Today Defra has announced the long-overdue creation of Marine Conservation Zones (MCZs) around England’s coast. Just 27 MCZs have been created, and none of them are fully protected from activities that damage ecosystems and threaten the long term health of our ocean.

This announcement follows years of campaigning by conservation organisations, and advice from some of the country’s leading ocean science authorities that without a fully comprehensive and representative ecological network of MCZs, the marine environment around England will become irrevocably damaged. The failure of the coalition government to heed the clear advice from their own scientific advisors on this issue threatens not only the biodiversity of our oceans but also the livelihoods of our traditional inshore fishing fleets.

Elisabeth Whitebread, the Green Party’s policy advisor on marine issues, said:

"The North Sea is now one of the most degraded marine ecosystems on the planet, and it is our generation that will pay the price if we don’t act now.

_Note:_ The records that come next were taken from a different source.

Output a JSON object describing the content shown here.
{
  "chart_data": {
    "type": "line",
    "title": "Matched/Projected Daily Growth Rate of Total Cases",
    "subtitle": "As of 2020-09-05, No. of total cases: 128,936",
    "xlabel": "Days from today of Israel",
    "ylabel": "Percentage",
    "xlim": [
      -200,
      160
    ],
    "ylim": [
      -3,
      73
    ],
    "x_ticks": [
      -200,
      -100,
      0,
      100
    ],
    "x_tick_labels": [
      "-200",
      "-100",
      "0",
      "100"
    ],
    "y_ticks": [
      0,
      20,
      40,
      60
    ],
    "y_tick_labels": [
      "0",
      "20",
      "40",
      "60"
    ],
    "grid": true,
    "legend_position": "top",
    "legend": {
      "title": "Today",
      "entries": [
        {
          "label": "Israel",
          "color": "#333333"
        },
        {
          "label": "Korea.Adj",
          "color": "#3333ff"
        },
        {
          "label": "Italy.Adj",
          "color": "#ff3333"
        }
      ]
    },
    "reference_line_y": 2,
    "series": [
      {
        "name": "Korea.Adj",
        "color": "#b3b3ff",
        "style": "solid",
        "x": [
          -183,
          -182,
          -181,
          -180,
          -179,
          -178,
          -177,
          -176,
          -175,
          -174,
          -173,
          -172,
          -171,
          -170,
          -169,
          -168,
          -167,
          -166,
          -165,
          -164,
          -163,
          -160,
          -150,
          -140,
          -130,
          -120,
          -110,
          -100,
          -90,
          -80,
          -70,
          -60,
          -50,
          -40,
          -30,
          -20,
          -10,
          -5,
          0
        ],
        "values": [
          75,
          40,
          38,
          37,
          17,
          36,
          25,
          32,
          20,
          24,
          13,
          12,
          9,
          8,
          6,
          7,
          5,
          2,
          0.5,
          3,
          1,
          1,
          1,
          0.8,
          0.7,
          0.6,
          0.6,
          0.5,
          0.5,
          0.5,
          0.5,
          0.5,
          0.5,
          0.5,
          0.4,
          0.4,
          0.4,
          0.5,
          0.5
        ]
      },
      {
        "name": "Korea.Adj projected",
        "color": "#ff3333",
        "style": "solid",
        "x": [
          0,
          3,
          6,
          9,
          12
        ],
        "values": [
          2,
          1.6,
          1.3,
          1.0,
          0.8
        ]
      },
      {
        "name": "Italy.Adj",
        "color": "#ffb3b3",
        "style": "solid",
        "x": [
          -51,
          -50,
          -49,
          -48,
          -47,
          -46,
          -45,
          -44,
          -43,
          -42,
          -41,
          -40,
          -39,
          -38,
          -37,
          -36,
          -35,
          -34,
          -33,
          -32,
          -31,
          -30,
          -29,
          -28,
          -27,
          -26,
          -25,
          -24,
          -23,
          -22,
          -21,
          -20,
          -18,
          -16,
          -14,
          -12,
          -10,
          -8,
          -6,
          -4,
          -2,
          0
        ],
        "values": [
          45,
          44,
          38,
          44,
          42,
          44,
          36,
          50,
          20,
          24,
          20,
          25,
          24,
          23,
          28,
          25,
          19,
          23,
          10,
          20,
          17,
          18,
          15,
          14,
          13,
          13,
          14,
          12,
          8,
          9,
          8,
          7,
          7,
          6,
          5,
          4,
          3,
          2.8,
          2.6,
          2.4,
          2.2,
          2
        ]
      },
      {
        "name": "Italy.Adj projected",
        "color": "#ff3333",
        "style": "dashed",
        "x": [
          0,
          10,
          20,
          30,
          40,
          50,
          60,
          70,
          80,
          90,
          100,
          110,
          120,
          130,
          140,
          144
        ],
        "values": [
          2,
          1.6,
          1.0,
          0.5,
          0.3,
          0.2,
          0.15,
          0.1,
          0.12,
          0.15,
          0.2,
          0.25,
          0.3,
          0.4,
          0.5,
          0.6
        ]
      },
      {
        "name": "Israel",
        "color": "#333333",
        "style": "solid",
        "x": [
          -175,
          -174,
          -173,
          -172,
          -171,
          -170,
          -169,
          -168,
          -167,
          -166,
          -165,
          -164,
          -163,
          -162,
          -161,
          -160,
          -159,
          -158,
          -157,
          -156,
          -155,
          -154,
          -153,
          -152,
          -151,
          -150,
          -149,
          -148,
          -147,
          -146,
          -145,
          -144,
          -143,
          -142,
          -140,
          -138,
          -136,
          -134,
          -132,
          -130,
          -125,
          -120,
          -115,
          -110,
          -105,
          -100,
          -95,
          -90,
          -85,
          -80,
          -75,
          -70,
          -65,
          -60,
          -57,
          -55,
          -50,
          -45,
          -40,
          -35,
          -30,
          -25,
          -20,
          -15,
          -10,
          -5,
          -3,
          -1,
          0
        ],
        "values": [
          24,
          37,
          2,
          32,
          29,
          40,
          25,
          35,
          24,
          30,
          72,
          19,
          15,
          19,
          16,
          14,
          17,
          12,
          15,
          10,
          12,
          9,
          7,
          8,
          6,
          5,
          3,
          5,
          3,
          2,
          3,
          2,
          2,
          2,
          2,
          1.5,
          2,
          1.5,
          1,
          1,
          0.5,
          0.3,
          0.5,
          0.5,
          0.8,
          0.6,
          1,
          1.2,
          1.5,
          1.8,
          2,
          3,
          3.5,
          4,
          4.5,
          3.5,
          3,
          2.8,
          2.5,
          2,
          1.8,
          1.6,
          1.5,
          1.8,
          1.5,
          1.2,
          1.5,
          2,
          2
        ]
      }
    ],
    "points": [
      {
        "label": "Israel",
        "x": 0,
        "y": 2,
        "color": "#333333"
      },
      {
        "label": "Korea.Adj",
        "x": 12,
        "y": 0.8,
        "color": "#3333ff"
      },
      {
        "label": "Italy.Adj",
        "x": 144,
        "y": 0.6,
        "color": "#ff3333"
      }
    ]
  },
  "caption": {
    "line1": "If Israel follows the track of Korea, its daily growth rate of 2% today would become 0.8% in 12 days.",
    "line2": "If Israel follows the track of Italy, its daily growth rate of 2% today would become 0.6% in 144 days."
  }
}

The MCZ process has been a shambles right from the start, costing millions of pounds with very little positive to show for it. Scientific advice has been ignored, and now we have only 27 MCZs, none of which will be properly “protected” at all. The only stakeholder group this government seems interesting in listening to are the multinational companies that fish our offshore waters with vast industrial vessels, who unlike our own inshore fishing communities have no interest in the long term viability of our fish stocks, and certainly no concern for our native wildlife. We urge the government to pay attention to their scientific advisors and use their remaining time in office to designate MCZs that will deliver actual benefits to our oceans."

Flamborough Coastline by Scott Rimmer

Flamborough Coastline by Scott Rimmer

The Green Party says it would work with conservation groups, scientists, local communities and fishermen to create a truly comprehensive and representative network of MCZs, with 30% of Britain’s seas being managed by local communities as fully “no-take” areas, where no damaging activities would be allowed. This would ensure not only the regeneration of fish stocks and a healthy and prosperous inshore fishing industry, but would also maintain our marine ecosystems intact for future generations and support the promotion of biodiverse and healthy seas. Unlike the coalition government, the Green Party says its marine policy is based on scientific evidence [1]. On this issue, as with the badger cull, drugs policy, climate change, early years education and countless other areas, this government seems either incapable or unwilling to listen to the science.